Many women face the prospect of “having to choose between making a living and taking care of their families,” Mason said.

Without help from policymakers and employers, women can’t get back to work

That means the solutions needed to address this recession will be different from those needed in the last one. It’s not just about getting people back to work; it’s also about changing the division of labor in families and the available options for child care so that getting back to work is even an option for many women.

To shift social expectations of who does child care, it could help to start early. Research across countries shows that “when men take paternity leave early on, they’re more likely to stay involved in household labor and raising children throughout their life,” Pepin said. That means better access to paternity leave could shift the US toward more equitable gender roles over time.

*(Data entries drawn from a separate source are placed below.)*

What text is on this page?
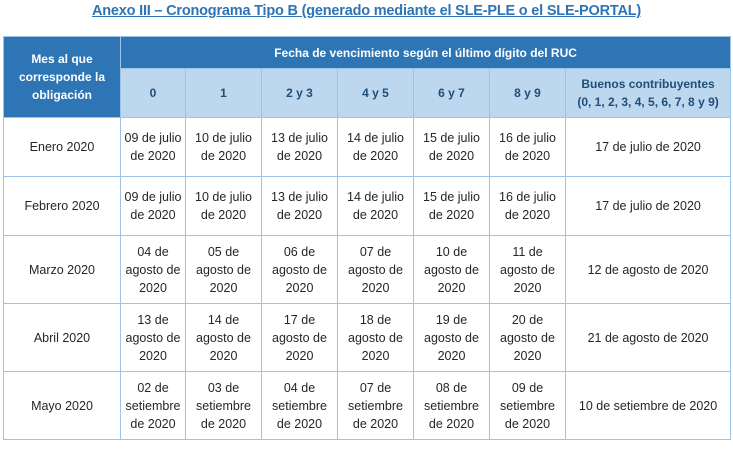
Anexo III – Cronograma Tipo B (generado mediante el SLE-PLE o el SLE-PORTAL)
Mes al que corresponde la obligación	Fecha de vencimiento según el último dígito del RUC						
	0	1	2 y 3	4 y 5	6 y 7	8 y 9	Buenos contribuyentes (0, 1, 2, 3, 4, 5, 6, 7, 8 y 9)
Enero 2020	09 de julio de 2020	10 de julio de 2020	13 de julio de 2020	14 de julio de 2020	15 de julio de 2020	16 de julio de 2020	17 de julio de 2020
Febrero 2020	09 de julio de 2020	10 de julio de 2020	13 de julio de 2020	14 de julio de 2020	15 de julio de 2020	16 de julio de 2020	17 de julio de 2020
Marzo 2020	04 de agosto de 2020	05 de agosto de 2020	06 de agosto de 2020	07 de agosto de 2020	10 de agosto de 2020	11 de agosto de 2020	12 de agosto de 2020
Abril 2020	13 de agosto de 2020	14 de agosto de 2020	17 de agosto de 2020	18 de agosto de 2020	19 de agosto de 2020	20 de agosto de 2020	21 de agosto de 2020
Mayo 2020	02 de setiembre de 2020	03 de setiembre de 2020	04 de setiembre de 2020	07 de setiembre de 2020	08 de setiembre de 2020	09 de setiembre de 2020	10 de setiembre de 2020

 Jahi Chikwendiu/The Washington Post via Getty Images
On the second day of a weeklong job training program, Angelica Dunn heads home with her son at Metropolitan Community College - Fort Omaha Campus in Omaha, Nebraska, on May 1, 2018.

It’s also possible that, at least in some cases, the pandemic could lead to greater gender equality. The crisis has “broken the barrier down between work and family for everybody, and that’s typically been an issue that women talk about a lot,” Pepin said. “We’ve hardly ever seen a time in the past where those competing time demands are affecting such a large swath of the public all at the same time. That may help women because it may be altering that stigma of employees needing to take time for child care.”

But to really address the inequalities in employment that the pandemic has laid bare, structural changes are necessary, experts say. Paid sick and family leave are crucial, Rebecca Dixon, executive director of the National Employment Law Project, told Vox. In the service sector, “We often have women in these jobs facing, ‘Do I go to work sick or am I going to just be without income?’” she explained.

Meanwhile, women won’t be able to get back to work without affordable child care, which was out of reach for many even before the pandemic hit, Mason noted. “We have a responsibility not only at the federal level to make sure that families have high-quality child care, but I think employers have a role to play too.”

During World War II, factories needed female workers so badly that they set up onsite day care centers for their children, she said. It’s hard to imagine something like that today, when “we can’t even get federal maternity leave.” But support for child care and other policies that help women are good for everyone. “When you pay women more, when you give them adequate and decent child care, when they have access to maternity leave and fathers have access to paternity leave, those are not women’s issues, those are family issues, and those are issues that are good for the economy,” Mason said.

Fernandez, too, says affordable child care is important. She remembers the chunk of her paycheck that went to day care when her daughter was younger. “We have to all change the ways that the system works,” she said.

Right now, “women are really heroes at the backbone of a lot of families,” she continued. “Sometimes I feel like we take a lot of weight.”